We need to educate the public into accepting mediation as an equally effective route to justice. But turning people away from litigation and into the arms of mediators may prove a daunting challenge. Mediation will never be able to compete with the courts on a level playing field. It cannot offer the degree of vindication that parties crave, nor the measure of public humiliation of the opponent they seek, nor the huge sums of money that they so readily anticipate.
This is why, without some degree of compulsion, the Government may never be able adequately to turn back the tide of litigants from the courts.
Marketing or Selling
Theodore Levitt, the American economist and retired professor of marketing at Harvard Business School, in Marketing Myopia, Harvard Business Review (1960), described the difference between marketing and selling in this way:
"Selling concerns itself with the tricks and techniques of getting people to exchange their cash for your product. It is not concerned with the values that the exchange is all about. And it does not, as marketing invariably does, view the entire business process as consisting of a tightly integrated effort to discover, create, arouse and satisfy customer needs.”.
In other words, marketing involves more than simply getting customers to pay for the product: it involves developing a demand for that product and fulfilling the customer's needs.
If mediation is not moving off the shelves, we must ask ourselves whether we are selling it correctly. We have tended to highlight the fact that Mediation is cheap, swift, and confidential. But many parties have no concept of how much litigation will cost, nor how long it will take. In the initial stages of the dispute they do not care how much it will cost for they believe every penny spent is a good investment. Nor are they concerned as to how long it will take, as they are similarly prepared, if necessary, to wait years to achieve redress. And they invariably want maximum publicity focused upon the other side’s unacceptable behaviour. Consequently, it may be futile to emphasise the low cost and high speed of mediation, and stressing the confidentiality of the process may equally have little attraction.
So can we improve upon the way mediation is ‘sold’? Is a make-over or re-branding the answer? If it were, the first target might be the term “Mediation”, as it may be rendering a disservice. ‘Mediation’ tends to suggest a ‘middle way’, a ‘soft and fluffy’ approach, or even Meditation. The Government wants mediation taken up at increasingly earlier stages in disputes; yet it is precisely in those initial phases that parties want neither a middle-way compromise, nor a soft yielding attitude, but rather a crushing outright win, using the most aggressive tactics. So rather than calling in a mediator, would we feel more confident with a “Conflict Resolver” or a “Conflict Negotiator”?
The problem is that mediation is an intangible concept, yet we try to sell it with one message for all, at all times. A compromise might be attractive to one litigant, but not to another; it may be unattractive at the outset, but become more attractive later. Similarly, the ‘cheaper and swifter’ arguments may have great weight with some parties at some times, but not with all, at all times.
If we are to entice litigants away from the courts, we need to sell mediation differently, perhaps emphasising more the opportunity to effectively vent and communicate views in a safe environment, or to secure an apology or explanation, or to retain control of the outcome, or simply to achieve a dignified exit from the dispute.

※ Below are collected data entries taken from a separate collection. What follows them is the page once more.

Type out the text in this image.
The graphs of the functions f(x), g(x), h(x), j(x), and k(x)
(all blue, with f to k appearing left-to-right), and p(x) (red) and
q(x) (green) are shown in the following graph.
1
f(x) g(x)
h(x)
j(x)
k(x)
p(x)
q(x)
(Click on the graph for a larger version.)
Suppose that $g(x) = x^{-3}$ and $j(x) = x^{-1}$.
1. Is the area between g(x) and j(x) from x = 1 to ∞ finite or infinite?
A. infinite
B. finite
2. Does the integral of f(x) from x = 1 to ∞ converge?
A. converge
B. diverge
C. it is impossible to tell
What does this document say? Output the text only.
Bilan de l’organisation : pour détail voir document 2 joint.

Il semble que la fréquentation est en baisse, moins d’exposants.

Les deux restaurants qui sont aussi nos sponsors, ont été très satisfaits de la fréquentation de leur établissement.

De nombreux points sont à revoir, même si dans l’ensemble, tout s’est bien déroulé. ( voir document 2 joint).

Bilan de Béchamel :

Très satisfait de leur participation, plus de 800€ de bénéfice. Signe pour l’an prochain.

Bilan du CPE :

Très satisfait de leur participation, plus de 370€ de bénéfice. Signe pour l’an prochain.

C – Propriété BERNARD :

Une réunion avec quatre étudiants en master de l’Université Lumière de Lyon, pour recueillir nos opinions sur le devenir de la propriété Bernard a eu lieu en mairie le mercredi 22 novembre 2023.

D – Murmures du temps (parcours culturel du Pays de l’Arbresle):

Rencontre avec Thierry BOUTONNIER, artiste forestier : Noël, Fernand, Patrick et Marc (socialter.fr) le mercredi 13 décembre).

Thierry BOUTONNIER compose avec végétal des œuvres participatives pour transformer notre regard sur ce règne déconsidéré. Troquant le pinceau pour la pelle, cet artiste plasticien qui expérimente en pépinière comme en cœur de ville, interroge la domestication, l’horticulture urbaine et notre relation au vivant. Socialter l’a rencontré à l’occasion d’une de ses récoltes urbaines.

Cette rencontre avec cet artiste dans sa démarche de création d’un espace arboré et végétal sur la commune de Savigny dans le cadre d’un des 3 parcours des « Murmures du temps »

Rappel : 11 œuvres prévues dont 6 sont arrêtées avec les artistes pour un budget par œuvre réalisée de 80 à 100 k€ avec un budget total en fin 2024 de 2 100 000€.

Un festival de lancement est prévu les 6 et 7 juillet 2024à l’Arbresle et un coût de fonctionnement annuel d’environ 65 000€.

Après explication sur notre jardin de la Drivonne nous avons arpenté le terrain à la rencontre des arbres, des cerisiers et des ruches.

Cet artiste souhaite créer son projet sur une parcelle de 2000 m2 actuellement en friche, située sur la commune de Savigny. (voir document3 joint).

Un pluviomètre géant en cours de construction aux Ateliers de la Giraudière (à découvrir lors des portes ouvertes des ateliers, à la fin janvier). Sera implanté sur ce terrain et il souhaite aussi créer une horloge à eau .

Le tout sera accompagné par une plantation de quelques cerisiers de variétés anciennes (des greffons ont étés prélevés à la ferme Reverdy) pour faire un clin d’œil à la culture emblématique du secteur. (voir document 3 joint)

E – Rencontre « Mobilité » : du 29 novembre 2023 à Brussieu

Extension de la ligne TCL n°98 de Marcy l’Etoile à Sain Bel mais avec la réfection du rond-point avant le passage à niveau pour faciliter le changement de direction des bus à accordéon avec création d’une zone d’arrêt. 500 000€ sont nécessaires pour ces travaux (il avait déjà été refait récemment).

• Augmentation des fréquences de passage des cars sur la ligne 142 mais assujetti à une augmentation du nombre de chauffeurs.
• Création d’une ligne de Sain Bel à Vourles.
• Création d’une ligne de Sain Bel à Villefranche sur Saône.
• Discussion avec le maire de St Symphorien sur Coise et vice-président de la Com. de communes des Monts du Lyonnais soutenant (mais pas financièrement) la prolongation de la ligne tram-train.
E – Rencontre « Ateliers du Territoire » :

But the mediation fraternity is utterly dysfunctional when it comes to marketing. Has any proper market research been conducted to assist mediation providers in promoting their product? Have we made any real attempt at identifying the needs of our target markets, or the perceptions, attitudes, and behaviour patterns of our public? Some proper and comprehensive market research might be a prudent first step for any commercial entity faced with the mystery of creating a good product that is not selling. It might be thought essential bearing in mind we are faced with a highly resistant public.
But such research will not be without its problems: mediation is multi-layered as well as intangible: mediators maintain it is applicable to most groups in most sectors across the board. So how can any one group be effectively targeted in research? Effective marketing would also require the proliferation of ‘stories’ demonstrating how mediation achieved a just and fair result, how commercial and domestic situations were made better through mediation, and how the process was able to restore dignity and self-respect to deeply entrenched parties.
But thoughtful re-modelling may not be enough. In the current economic environment it is a commercial imperative for Government to ensure that no sector squanders its much-needed funds on unnecessary destructive litigation. The only real alternative, therefore, is some robust Government intervention, rendering it virtually impossible to litigate without first considering mediation. In this way we may see mediation taking its rightful place, alongside the courts, as a primary method of conflict resolution.